Embrace Your Low-Risk Options
When it comes to short term savings, you’re going to want to stash them somewhere that’s low risk and easily accessible—a big tax headache or added fees when you’re in the process of buying a home (or boat) is the last thing you want.
That said, Michael Ciccone, a New Jersey-based Certified Financial Planner, says the first question to ask yourself is “if, in the hopes of better returns, [you] are willing to take any chance of ending up with less money than [you] started with.”
If you’re not, then you’re going to want to stick to those low-risk, guaranteed returns options.

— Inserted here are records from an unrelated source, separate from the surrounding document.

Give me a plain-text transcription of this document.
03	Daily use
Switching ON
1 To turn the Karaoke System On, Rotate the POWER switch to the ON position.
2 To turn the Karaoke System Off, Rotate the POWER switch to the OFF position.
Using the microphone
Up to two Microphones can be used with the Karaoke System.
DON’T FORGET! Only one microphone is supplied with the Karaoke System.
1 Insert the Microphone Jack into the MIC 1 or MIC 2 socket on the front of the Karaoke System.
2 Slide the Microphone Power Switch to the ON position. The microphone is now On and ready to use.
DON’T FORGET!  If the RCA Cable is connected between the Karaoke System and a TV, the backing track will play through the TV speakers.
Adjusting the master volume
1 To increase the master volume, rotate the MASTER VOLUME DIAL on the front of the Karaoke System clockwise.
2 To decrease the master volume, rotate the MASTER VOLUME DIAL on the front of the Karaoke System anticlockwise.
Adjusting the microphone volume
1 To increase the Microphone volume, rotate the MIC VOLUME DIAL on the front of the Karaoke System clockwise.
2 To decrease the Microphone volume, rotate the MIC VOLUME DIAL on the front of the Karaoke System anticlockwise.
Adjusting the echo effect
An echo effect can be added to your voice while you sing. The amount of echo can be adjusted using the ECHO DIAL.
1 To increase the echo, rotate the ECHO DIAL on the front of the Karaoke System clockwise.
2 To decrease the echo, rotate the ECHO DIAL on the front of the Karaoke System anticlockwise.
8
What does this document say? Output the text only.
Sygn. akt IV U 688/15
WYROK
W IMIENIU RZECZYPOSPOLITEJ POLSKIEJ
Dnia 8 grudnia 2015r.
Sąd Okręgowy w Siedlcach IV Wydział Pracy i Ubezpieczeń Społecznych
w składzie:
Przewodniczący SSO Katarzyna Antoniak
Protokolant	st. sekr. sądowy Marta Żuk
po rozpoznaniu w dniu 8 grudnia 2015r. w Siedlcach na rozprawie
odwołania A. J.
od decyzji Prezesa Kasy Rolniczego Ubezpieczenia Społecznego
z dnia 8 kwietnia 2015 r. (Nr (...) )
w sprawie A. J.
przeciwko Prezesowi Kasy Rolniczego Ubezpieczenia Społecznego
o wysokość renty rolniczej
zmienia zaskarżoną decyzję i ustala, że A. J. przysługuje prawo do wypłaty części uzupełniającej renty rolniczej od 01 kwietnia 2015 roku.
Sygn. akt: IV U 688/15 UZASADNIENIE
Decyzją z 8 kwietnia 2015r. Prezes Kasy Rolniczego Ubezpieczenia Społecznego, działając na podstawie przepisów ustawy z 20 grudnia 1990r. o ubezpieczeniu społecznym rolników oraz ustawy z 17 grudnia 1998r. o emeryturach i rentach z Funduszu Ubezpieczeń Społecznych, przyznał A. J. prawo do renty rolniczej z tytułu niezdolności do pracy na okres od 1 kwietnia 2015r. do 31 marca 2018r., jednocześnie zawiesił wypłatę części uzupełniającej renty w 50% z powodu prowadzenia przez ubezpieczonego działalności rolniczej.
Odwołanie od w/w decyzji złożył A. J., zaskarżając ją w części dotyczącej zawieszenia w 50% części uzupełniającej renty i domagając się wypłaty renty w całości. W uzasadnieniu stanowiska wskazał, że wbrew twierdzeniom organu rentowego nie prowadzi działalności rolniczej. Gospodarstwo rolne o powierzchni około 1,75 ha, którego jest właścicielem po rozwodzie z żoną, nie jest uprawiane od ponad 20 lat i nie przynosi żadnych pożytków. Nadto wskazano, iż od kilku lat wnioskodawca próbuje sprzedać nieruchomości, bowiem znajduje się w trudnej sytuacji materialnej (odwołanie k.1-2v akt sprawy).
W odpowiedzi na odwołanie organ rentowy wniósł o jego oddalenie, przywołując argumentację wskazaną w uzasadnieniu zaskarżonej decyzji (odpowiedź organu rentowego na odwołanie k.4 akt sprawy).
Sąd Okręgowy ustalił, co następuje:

Justin Sullivan, a certified financial planner and Investment Market Director, Southeast, at PNC Wealth Management, suggests a money market account. “With the Federal Reserve steadily raising interest rates, savers are being rewarded with higher yields on their money market accounts compared to previous years,” he says.
Money market accounts (which are different from money market funds) can be accessed daily, are fairly safe investments and you can find one that’s FDIC-insured.
If you have a more specific time frame in mind (like you know you’ll want the money in five years), Sullivan says “high quality bonds” are also an option. You can select a bond that matures in the amount of time you have to invest. “Using government or municipal bonds can be even more beneficial as they can provide tax-free interest as you save for your big purchase,” he says.
There are also high yield savings accounts (you can find one with slightly higher rates than the money market accounts), CDs, and other short-term fixed income instruments, which will also benefit from the Fed raising rates.